I really enjoyed hearing from other Volunteers and their projects. My favorite being from our environmental group about reusing materials that are usually ‘thrown away.’ The problem with waste management in Thailand is there isn’t really much of it. Most people just burn whatever they don’t use releasing all kinds of nasty into the air. And the plastic bags! The obscene usage of plastic bags in this country are unreal. Even a small piece of candy will be thrown into a plastic bag (despite already having other bags to put it into or the fact the person is about to eat it and then toss the bag on the street). There is usually no reusing of the bag. Enter PCVs.

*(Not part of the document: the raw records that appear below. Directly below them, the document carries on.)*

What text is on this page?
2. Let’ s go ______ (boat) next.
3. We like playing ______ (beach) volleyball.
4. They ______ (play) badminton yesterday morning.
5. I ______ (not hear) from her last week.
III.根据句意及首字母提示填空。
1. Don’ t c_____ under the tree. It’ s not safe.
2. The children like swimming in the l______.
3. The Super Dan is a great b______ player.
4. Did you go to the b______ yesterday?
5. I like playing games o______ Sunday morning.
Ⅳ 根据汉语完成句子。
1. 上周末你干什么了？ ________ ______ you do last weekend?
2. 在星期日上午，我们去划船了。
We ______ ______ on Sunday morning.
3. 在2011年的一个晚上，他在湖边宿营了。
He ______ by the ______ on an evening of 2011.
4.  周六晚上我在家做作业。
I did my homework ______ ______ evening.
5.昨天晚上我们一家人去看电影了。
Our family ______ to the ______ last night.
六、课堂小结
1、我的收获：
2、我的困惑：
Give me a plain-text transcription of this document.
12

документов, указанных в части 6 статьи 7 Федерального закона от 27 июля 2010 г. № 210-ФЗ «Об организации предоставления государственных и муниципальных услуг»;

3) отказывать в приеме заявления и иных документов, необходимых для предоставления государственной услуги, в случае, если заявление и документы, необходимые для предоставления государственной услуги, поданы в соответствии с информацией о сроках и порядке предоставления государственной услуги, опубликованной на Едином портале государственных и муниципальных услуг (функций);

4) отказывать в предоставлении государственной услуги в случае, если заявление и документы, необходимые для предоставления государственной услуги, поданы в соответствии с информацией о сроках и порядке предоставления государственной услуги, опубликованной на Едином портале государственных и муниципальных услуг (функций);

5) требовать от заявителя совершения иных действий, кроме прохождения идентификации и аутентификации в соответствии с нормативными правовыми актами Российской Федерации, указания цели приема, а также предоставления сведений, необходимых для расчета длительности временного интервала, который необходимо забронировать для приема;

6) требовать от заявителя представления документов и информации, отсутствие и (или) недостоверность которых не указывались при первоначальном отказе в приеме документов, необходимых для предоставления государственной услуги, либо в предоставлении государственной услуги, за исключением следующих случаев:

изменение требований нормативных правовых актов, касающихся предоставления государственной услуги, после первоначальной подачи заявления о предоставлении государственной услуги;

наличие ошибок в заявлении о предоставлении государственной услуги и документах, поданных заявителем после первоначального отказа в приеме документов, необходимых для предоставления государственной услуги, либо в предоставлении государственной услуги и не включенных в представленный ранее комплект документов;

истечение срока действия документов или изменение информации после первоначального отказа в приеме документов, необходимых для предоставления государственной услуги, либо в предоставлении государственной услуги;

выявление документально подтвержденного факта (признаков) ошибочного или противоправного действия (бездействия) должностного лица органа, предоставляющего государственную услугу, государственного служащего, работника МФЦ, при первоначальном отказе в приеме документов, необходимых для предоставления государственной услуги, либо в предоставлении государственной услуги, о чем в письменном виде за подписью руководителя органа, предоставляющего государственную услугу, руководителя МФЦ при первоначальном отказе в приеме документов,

One Volunteer has a few of her ladies crocheting plastic bags into bigger, reusable shopping bags for themselves or to sell. One of her more enthusiastic gals wanted to buy plastic bags to keep working on her project. Her passion is encouraging. I’ve become quite the zealous granny crafter the past few weeks as well and this is multiplying my ideas.
Their presentation completely changed my views on recycling/upcycling and it’s really given me the confidence to try to start an environmental project at my site and how I want to live post-PC. When I was in Germany, I remember being so skeptical about the lengths they had to go to separate and handle their trash. Now, half-way across the world, the lessons are really taking hold in my brain and I want to make the transition. Here is a link to our wiki page that gives an explanation about plastic bag crocheting and I will be exploring and reposting more as the environmental group puts more of their explanations of their projects that can be done anywhere in the world.
The other part about this week that I enjoyed was visiting my two families in Ayutthaya and Ban Rai. Both doted on their long-lost farang and I entertained them with my new and cheeserific jokes. Lots of love. A big difference between the two though is how they seemed to react to ‘Isaan Erin.’ Ayutthaya thought I was more beautiful than before and my Thai was as sharp as ever. Ban Rai ladies did not seem to feel the same.
They’ve called me fat before, but the rain down of fat and ‘your Thai sucks’ comments were a bit demoralizing. While I did notice that I have put on a few pounds during my week in Bangkok (staying next door to a delicious Italian restaurant would do damage to anyone), I didn’t think it was noticeable. I was wrong.
According to them, after a month in America, I’ll have gained 10 kgs and lost all ability to speak Thai. Thanks for the vote of confidence guys. I got the most outspoken person back though. She called Pi-Chaai eleven times in an hour and a half period (we didn’t have good service at the restaurant we were waiting for her to show up to) and I laughed in her face. Hard. They refused to see the logic in the situation that if someone doesn’t see your call in the first one or two times, that eleven is unnecessary. This made me laugh even more.
It was a good week. A busy week. Doctor’s have cleared me except for my very first ever cavity that I had filled on the spot (not a happy camper having my record blackened like that). It’s taken me a few days to recover, but there’s no down time really as I’m gearing up for Chiang Mai on Friday!! So excited to go to this city as it even impressed Manfriend when he passed through. I’m hoping that Chiang Mai is a cool enough place that it can tempt me into staying in Thailand post-PC, but it has some steep competition. Let the travels and adventures of bpit term begin!